At the same time, convergence and consolidation are changing the healthcare landscape. Dodge points to health insurers creating their own clinic networks and employing physicians; major drug retailers acquiring wider healthcare assets; and non-traditional players such as Amazon entering the field too.
“There’s a really interesting convergence of the healthcare providers, healthcare payers, and the tech companies that are all coming together and creating these more vertically integrated models,” he observes. It’s a trend he expects to see accelerating in the years ahead.

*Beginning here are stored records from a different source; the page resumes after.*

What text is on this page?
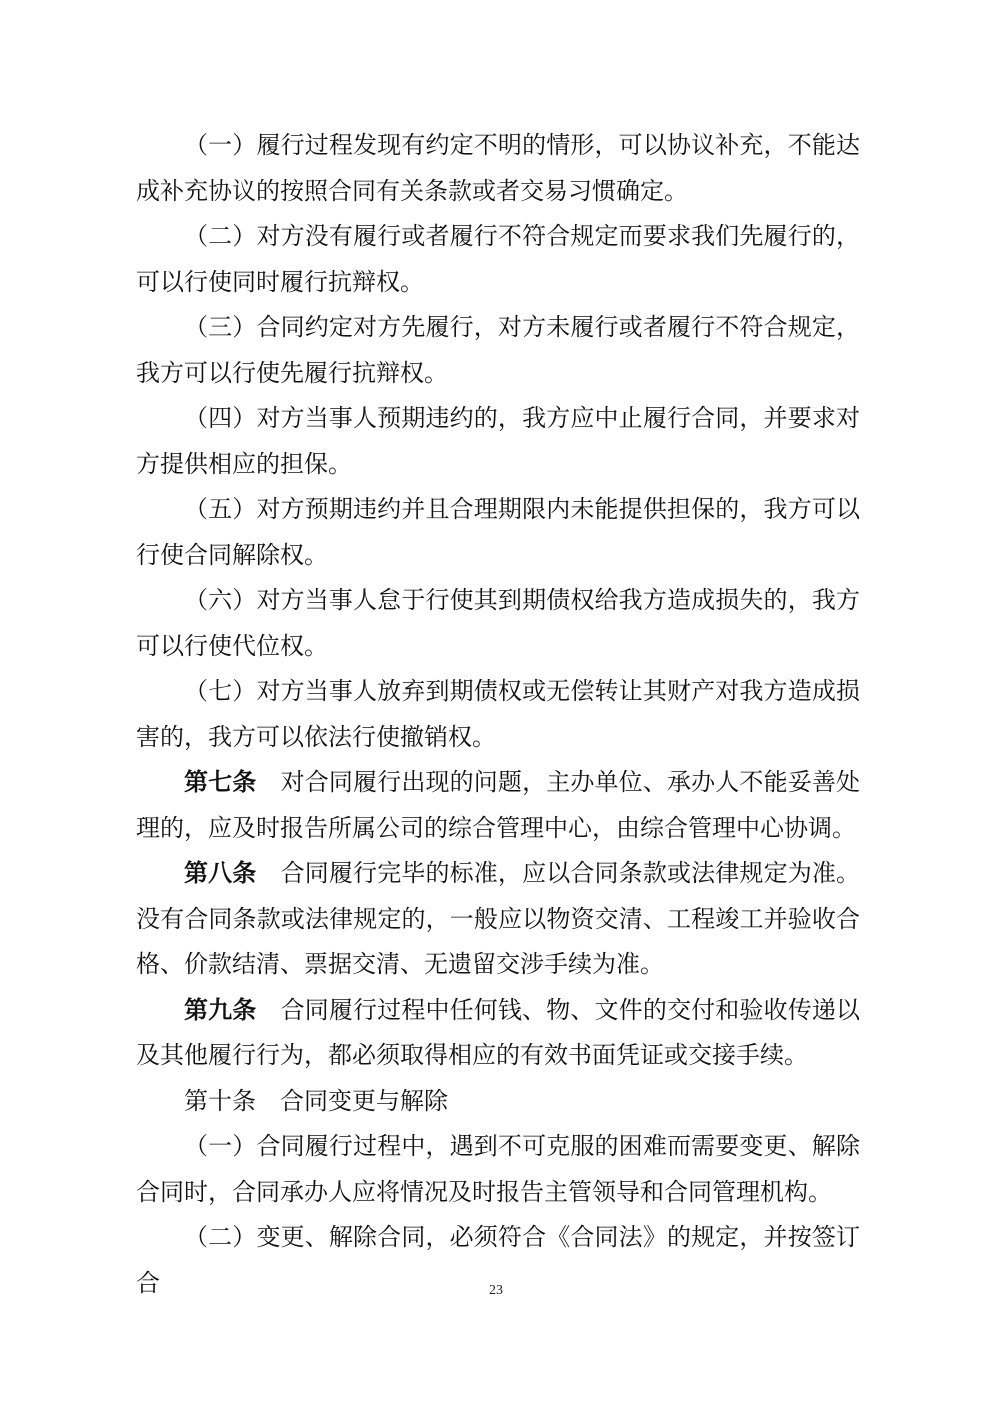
（一）履行过程发现有约定不明的情形，可以协议补充，不能达成补充协议的按照合同有关条款或者交易习惯确定。

（二）对方没有履行或者履行不符合规定而要求我们先履行的，可以行使同时履行抗辩权。

（三）合同约定对方先履行，对方未履行或者履行不符合规定，我方可以行使先履行抗辩权。

（四）对方当事人预期违约的，我方应中止履行合同，并要求对方提供相应的担保。

（五）对方预期违约并且合理期限内未能提供担保的，我方可以行使合同解除权。

（六）对方当事人怠于行使其到期债权给我方造成损失的，我方可以行使代位权。

（七）对方当事人放弃到期债权或无偿转让其财产对我方造成损害的，我方可以依法行使撤销权。

第七条 对合同履行出现的问题，主办单位、承办人不能妥善处理的，应及时报告所属公司的综合管理中心，由综合管理中心协调。

第八条 合同履行完毕的标准，应以合同条款或法律规定为准。没有合同条款或法律规定的，一般应以物资交清、工程竣工并验收合格、价款结清、票据交清、无遗留交涉手续为准。

第九条 合同履行过程中任何钱、物、文件的交付和验收传递以及其他履行行为，都必须取得相应的有效书面凭证或交接手续。

第十条 合同变更与解除

（一）合同履行过程中，遇到不可克服的困难而需要变更、解除合同时，合同承办人应将情况及时报告主管领导和合同管理机构。

（二）变更、解除合同，必须符合《合同法》的规定，并按签订合	23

“The rush of new and innovative players in the market is creating a competitive landscape and spawning a variety of approaches,” explains Dodge. “Some players are involved in care delivery, while others offer supporting services; some build brick-and-mortar facilities or directly employ physicians, while others work in partnership; and there is a range of approaches to improving outcomes and lowering costs.”
A massive potential market
The move to value-based care has had recent policy momentum. CMS recently reaffirmed its commitment to the shift and published an analysis of the success of the 50-plus pilots trialed so far. The commitment of the Biden administration to the concept – and the necessity of change to the national economy – make value-based care an inevitability.
However, the transition to new models is still in its early stages. Payments based on a fee-for-service model still represent the vast bulk of reimbursements being made in the US – for now, fewer than 10% of payments are meaningfully tied to value.
According to Dodge, the model is still in its early stages – but that means lots of growth potential for value-based care companies. And with valuations reset significantly over the past year, investors may see the opportunity for more attractive entry points in this class.
“The addressable market here is massive. The US spends nearly $4 trillion annually on healthcare – the vast majority of which is going to be affected by the shift that we’re seeing. With adoption still in a nascent stage, this is a space we will monitor closely.”